Anthony
Jacobs was sent to the Prince George's County jail in 2002 for
the second time after pleading guilty to possessing guns,
cocaine and PCP with the intent to distribute – but his months
behind bars were far from a sentence to a life in crime.
Seven years later, Jacobs,
a Capitol Heights resident, runs his own construction company
and volunteers as a counselor for a drug rehabilitation program
– a dramatic change he said was possible because of prison
rehabilitation programs.
"My life before I went
to jail, my life before Jesus was hell," said Jacobs, 29. "I
have been redeemed, and it came first of all as a result of
meeting Jesus, and also through the [drug rehabilitation]
program."
But Jacobs, like many
prison outreach leaders and jail officials, said he worries that
some of the programs at the Prince George's County Correctional
Center in Upper Marlboro designed to help inmates readjust to
life outside the prison and prevent them from reoffending will
be cut as the county government struggles to close a projected
$132 million deficit.
County Executive Jack B.
Johnson (D) has warned that inmate reintegration services might
be among the casualties if up to 500 county employees are laid
off to close the budget gap, according to county documents
presented to the Maryland Senate's Budget and Taxation Committee
in January.
Johnson argued in
February that a controversial property tax increase was needed
to avoid the layoffs. A bill authorizing the tax increase has
been held up in the Maryland General Assembly, and county
officials hope money from the federal stimulus package will make
the hike unnecessary, said county spokesman John Erzen.
"[The budget] is
obviously a very fluid situation," Erzen said. "There could very
well be cuts, but it's a little too early to say where they'll
be or what they'll look like."
Prison spokeswoman Vicki
Duncan said the corrections system will try to avoid cutting
programs but added that the focus will be on maintaining
security at the jail.
"We all know there's a
possibility that there will be some cuts," she said. "If you
know jails, you know that safety is a priority."
At least four prison
programs have been suspended in recent years, Duncan said. The
jail stopped sending ex-inmates to Leslie's House, a halfway
house for women, in 2008 because the prison could not afford to
send guards to protect the home and surrounding community.

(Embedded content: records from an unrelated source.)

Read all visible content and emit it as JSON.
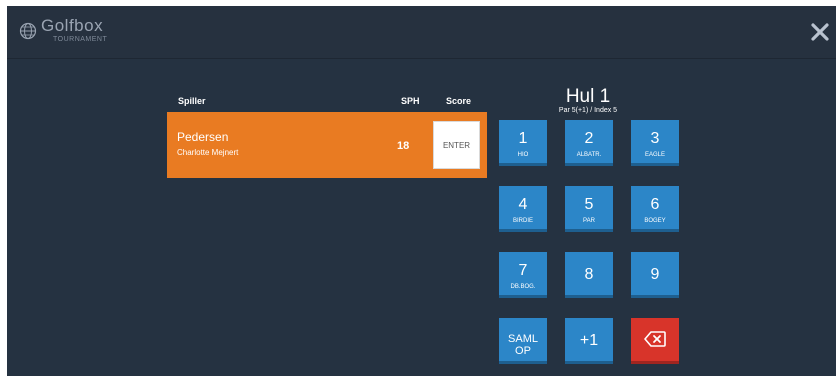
{
  "brand": {
    "name": "Golfbox",
    "subtitle": "TOURNAMENT"
  },
  "table": {
    "headers": {
      "player": "Spiller",
      "sph": "SPH",
      "score": "Score"
    },
    "player": {
      "last_name": "Pedersen",
      "first_name": "Charlotte Mejnert",
      "sph": "18",
      "score_placeholder": "ENTER"
    }
  },
  "hole": {
    "title": "Hul 1",
    "subtitle": "Par 5(+1) / Index 5"
  },
  "keypad": {
    "k1": {
      "num": "1",
      "label": "HIO"
    },
    "k2": {
      "num": "2",
      "label": "ALBATR."
    },
    "k3": {
      "num": "3",
      "label": "EAGLE"
    },
    "k4": {
      "num": "4",
      "label": "BIRDIE"
    },
    "k5": {
      "num": "5",
      "label": "PAR"
    },
    "k6": {
      "num": "6",
      "label": "BOGEY"
    },
    "k7": {
      "num": "7",
      "label": "DB.BOG."
    },
    "k8": {
      "num": "8"
    },
    "k9": {
      "num": "9"
    },
    "collect": "SAML OP",
    "plus_one": "+1"
  },
  "colors": {
    "background": "#253241",
    "player_row": "#e97b22",
    "key": "#2c86c8",
    "delete_key": "#d8342a"
  },
  "icons": {
    "logo": "globe-icon",
    "close": "close-icon",
    "delete": "backspace-icon"
  }
}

Building Bridges, another transitional program, was cut last
year after it lost funding from the state government, she said.
Efforts to replace a car
repair instructor who left several years ago also came to a halt
in 2008 after Johnson imposed a hiring freeze on county
agencies, and a program where non-violent offenders tended a
small garden has been suspended because of a lack of resources,
she said.
Duncan said the prison
is trying to bring back many of those programs and stressed that
further cuts are not certain.
Research suggests that
prison programs, especially job training programs, can make it
easier for inmates to find work after they are released, improve
the quality of their lives and make them less dangerous for
their communities, said Faye Taxman, a former University of
Maryland, College Park professor who has studied state prison
programs.
Job training programs
can reduce recidivism rates – the percentage of ex-inmates who
are rearrested – by as much as 20 percent, Taxman said.
Cuts "would just fuel
further incarceration," Taxman said. "You basically would have
more people with less work experience."
Taxman also said job
training and other prison programs increase prisoners' sense of
self-worth and improve their behavior, making them less
disruptive while they are still incarcerated.
Carl Felton, a reverend
at First Baptist Church of Highland Park in Landover and the
director of his church's prison ministry, agreed.
"To cut a job program
for an ex-offender, it's like cutting off his arms, his legs and
gagging him," said Felton, who noted that it is hard even for
people with clean criminal records to find work in the current
economic climate.
"Most people do not want
to hire an ex-offender," Felton said.